On September 19, 1991, parliamentarians were deciding on the new official name of this country and the national symbols. The then leader of the Belarusian Popular Front Zyanon Paznyak told the European Radio for Belarus that when one or two votes were lacking, he personally asked a Communist deputy to back up the new symbols.
“The Communist majority was against. They even didn’t want to rename the country but to leave the Soviet name of BSSR. It was a very nervous and hard struggle. The session lasted for the whole day. We had to make numerous breaks, vote several times, negotiate and make amendments. One or two votes would always be lacking. I recall coming to a communist who was part of the veterans’ faction that would always vote against. I grabbed his hand and asked: “Please vote for the flag and the emblem for the sake of our future. I am asking you as a Belarusian to a Belarusian. Eventually, he voted in favor,” he said.
Paznyak confessed that when he saw the winning vote result, he blacked out for the first time in his life when his feelings overwhelmed.

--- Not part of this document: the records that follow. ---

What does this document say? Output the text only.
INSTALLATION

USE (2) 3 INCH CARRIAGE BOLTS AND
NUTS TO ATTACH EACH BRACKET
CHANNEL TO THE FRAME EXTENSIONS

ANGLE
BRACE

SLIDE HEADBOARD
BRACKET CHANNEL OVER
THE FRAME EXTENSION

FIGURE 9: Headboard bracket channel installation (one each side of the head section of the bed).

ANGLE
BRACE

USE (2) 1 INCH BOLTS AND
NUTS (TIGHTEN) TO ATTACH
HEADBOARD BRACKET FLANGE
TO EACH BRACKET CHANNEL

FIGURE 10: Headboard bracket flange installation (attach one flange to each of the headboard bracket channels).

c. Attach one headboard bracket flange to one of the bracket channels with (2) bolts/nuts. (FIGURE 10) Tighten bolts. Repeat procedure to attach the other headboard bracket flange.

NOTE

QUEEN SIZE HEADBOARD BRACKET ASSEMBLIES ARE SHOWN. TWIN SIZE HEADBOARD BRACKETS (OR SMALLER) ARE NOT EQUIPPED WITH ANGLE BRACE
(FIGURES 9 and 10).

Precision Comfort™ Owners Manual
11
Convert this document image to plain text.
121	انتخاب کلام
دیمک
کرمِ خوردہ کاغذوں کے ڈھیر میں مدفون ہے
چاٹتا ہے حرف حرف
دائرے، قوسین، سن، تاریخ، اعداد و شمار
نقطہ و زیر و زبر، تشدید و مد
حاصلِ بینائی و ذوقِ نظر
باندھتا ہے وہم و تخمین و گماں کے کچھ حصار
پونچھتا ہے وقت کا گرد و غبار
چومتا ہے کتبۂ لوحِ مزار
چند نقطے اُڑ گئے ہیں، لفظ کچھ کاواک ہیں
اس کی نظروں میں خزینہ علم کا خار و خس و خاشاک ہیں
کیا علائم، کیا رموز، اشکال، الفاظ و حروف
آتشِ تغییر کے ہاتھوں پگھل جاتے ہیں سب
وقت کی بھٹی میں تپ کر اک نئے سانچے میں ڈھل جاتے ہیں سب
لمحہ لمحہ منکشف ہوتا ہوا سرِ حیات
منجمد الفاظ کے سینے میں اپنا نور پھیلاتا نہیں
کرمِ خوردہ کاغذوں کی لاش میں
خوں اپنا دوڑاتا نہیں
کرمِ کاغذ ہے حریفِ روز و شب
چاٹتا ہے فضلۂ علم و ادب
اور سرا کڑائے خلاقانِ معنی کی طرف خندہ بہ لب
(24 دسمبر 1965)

“When we came out of the building, it was already dark. But people were remaining on the square. They were singing, crying and hugging each other…I remember Piotr Sadouski singing songs into a microphone,” he recalls.
Stanislau Shushkevich, the then speaker of the parliament and the head of the state, recalls that Uladzimir Platonau and Georgi Tarazevich were very helpful in pushing the new flag and emblem through.
“We were able to make it thanks to a decent position of the then chairman of the National Academy of Sciences Uladzimir Platonau and Georgi Tarazevih, a man from the communist party nomenclature which opposed the new symbols. These two people spoke out in support of the new symbols, thus making it possible to approve it,” Shushkevich said.
Immediately after the Law on State Symbols was approved, a white-red-white flag that had been earlier brought in by the deputies from the Belarusian Popular Front, emerged over the House of the Government.
The European Radio for Belarus decided to find the man who was hanging the new symbols of the independent Belarus. Alexander Antsipenka, the then chief of the secretariat of the Supreme Council personally ordered to raise the flag, but does not remember the names of those who did it. Antsipenka said the flag was raised several minutes after the law was passed.
The old green-red flag with the Communist sickle and hammer was carefully removed and stored somewhere, according to Antsipenka. In 1995, the national symbols were changed again back to the green-and-red Soviet colors.